Wednesday, March 13, 2013

Sistine Chapel smoke: a chemistry lesson from the Vatican

Periodic table a bit wonky, but pope's men strive to explain how smoke, signalling progress on pontiff vote, gets its colour

As the Sistine Chapel chimney spewed out clouds of very black smoke on Tuesday night, Federico Lombardi, the Vatican's spokesman, received a phone call from a journalist.

How had the cardinal electors managed to get the smoke quite that black, the reporter wanted to know, when in previous conclaves it had often been a confusing shade of grey?

Chemistry, Lombardi joked, was not his strong point. But valiantly, on Wednesday, the Jesuit priest nonetheless embarked on a detailed description of smoke-making at the Sistine Chapel's two stoves.

It was not easy.

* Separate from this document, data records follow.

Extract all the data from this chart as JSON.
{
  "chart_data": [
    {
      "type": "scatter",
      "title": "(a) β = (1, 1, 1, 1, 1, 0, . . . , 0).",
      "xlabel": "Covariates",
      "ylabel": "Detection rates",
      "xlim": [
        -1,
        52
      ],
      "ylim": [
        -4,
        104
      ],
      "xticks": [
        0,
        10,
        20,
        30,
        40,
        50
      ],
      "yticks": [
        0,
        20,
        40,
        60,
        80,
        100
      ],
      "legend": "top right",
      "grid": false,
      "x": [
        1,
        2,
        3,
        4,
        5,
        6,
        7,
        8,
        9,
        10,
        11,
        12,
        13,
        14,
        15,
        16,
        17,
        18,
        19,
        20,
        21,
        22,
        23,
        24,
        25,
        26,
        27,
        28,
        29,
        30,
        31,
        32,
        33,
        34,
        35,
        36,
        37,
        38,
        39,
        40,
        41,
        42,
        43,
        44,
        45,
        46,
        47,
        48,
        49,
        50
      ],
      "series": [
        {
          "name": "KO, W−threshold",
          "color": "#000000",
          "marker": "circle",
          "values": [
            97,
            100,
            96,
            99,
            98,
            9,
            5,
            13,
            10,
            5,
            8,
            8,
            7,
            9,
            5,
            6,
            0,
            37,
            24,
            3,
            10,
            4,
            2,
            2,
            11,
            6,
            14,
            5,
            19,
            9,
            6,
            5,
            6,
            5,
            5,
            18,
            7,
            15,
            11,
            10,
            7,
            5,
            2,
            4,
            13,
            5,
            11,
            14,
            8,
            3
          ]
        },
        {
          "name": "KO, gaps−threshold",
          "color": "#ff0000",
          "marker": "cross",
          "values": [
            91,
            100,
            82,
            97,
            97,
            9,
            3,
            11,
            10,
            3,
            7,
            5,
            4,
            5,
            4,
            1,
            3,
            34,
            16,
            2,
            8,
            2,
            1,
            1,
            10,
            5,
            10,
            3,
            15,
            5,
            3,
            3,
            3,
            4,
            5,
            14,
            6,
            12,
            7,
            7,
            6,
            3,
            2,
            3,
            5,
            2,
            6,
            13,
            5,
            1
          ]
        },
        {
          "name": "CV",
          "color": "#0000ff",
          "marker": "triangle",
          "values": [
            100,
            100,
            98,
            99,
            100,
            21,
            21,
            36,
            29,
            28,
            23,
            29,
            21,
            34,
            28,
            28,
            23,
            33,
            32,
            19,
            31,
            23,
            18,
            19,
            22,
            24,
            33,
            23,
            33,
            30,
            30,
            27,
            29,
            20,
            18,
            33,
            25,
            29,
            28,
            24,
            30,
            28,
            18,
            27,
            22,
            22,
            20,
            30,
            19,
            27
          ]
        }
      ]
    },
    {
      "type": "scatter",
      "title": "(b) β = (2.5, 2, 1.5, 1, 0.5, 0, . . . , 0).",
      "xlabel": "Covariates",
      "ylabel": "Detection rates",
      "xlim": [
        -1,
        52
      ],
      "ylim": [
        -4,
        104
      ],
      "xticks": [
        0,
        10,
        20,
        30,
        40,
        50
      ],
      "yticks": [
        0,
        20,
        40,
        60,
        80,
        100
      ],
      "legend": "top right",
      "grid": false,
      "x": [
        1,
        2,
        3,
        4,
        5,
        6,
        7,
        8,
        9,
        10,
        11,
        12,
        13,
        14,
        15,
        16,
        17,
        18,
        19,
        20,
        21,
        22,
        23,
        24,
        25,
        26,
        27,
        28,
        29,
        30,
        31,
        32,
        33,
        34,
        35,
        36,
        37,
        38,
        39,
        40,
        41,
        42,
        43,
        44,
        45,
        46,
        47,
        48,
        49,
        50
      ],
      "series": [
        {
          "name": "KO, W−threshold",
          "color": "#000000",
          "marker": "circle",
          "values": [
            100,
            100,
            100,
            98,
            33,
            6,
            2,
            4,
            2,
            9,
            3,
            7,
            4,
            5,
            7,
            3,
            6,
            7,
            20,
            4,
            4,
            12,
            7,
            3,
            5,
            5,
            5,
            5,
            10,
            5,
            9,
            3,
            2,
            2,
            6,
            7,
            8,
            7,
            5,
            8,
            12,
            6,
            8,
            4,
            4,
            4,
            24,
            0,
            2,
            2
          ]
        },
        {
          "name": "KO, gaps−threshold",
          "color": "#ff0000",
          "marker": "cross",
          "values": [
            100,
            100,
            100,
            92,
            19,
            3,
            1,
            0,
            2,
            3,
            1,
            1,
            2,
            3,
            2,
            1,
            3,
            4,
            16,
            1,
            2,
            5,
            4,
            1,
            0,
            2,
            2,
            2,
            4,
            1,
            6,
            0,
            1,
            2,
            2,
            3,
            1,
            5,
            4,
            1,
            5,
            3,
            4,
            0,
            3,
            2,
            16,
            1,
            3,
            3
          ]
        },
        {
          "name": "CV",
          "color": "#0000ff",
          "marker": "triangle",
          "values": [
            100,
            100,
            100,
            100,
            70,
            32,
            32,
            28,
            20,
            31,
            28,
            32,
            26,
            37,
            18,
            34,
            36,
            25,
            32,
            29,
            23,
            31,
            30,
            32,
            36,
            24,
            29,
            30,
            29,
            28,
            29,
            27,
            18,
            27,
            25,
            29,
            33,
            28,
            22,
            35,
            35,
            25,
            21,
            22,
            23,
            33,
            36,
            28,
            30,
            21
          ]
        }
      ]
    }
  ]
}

Lombardi, deftly able to navigate the obscurest of Vatican minutiae, showed signs of acute unease when it came to the periodic table.

His English-speaking assistant, Fr Tom Rosica, experienced even greater difficulty when it came to translating the names of the various chemicals from Italian to English – though, as he said, he had only been presented with them minutes before.

Apologetically, he explained: "I don't study this stuff; I study the bible."

The system they were outlining was not straightforward. There are two stoves in the Sistine Chapel, one that has been used in conclaves since 1939, and one, introduced in 2005, which has an electronic smoke-producing device in it.

The ballot papers are burned in the first, while the device in the second activates a cartridge holding five lots of chemical mixture that are loaded gradually over the course of seven minutes. This is designed to make the smoke either clearly black or clearly white.

For the black smoke the mixture is potassium perchlorate, anthracene and sulphur, the Vatican confirmed. For the white version it is potassium chlorate, lactose and a pine resin known as Greek pitch. The two stoves join in one pipe that connects them to the chimney.

At the end of his explanation Lombardi received a round of applause from the press corps.

"It used to be that a theology qualification was useful to cover the Vatican," tweeted Michael Kelly, editor of the publication The Irish Catholic. "Now I'm wishing I did chemistry."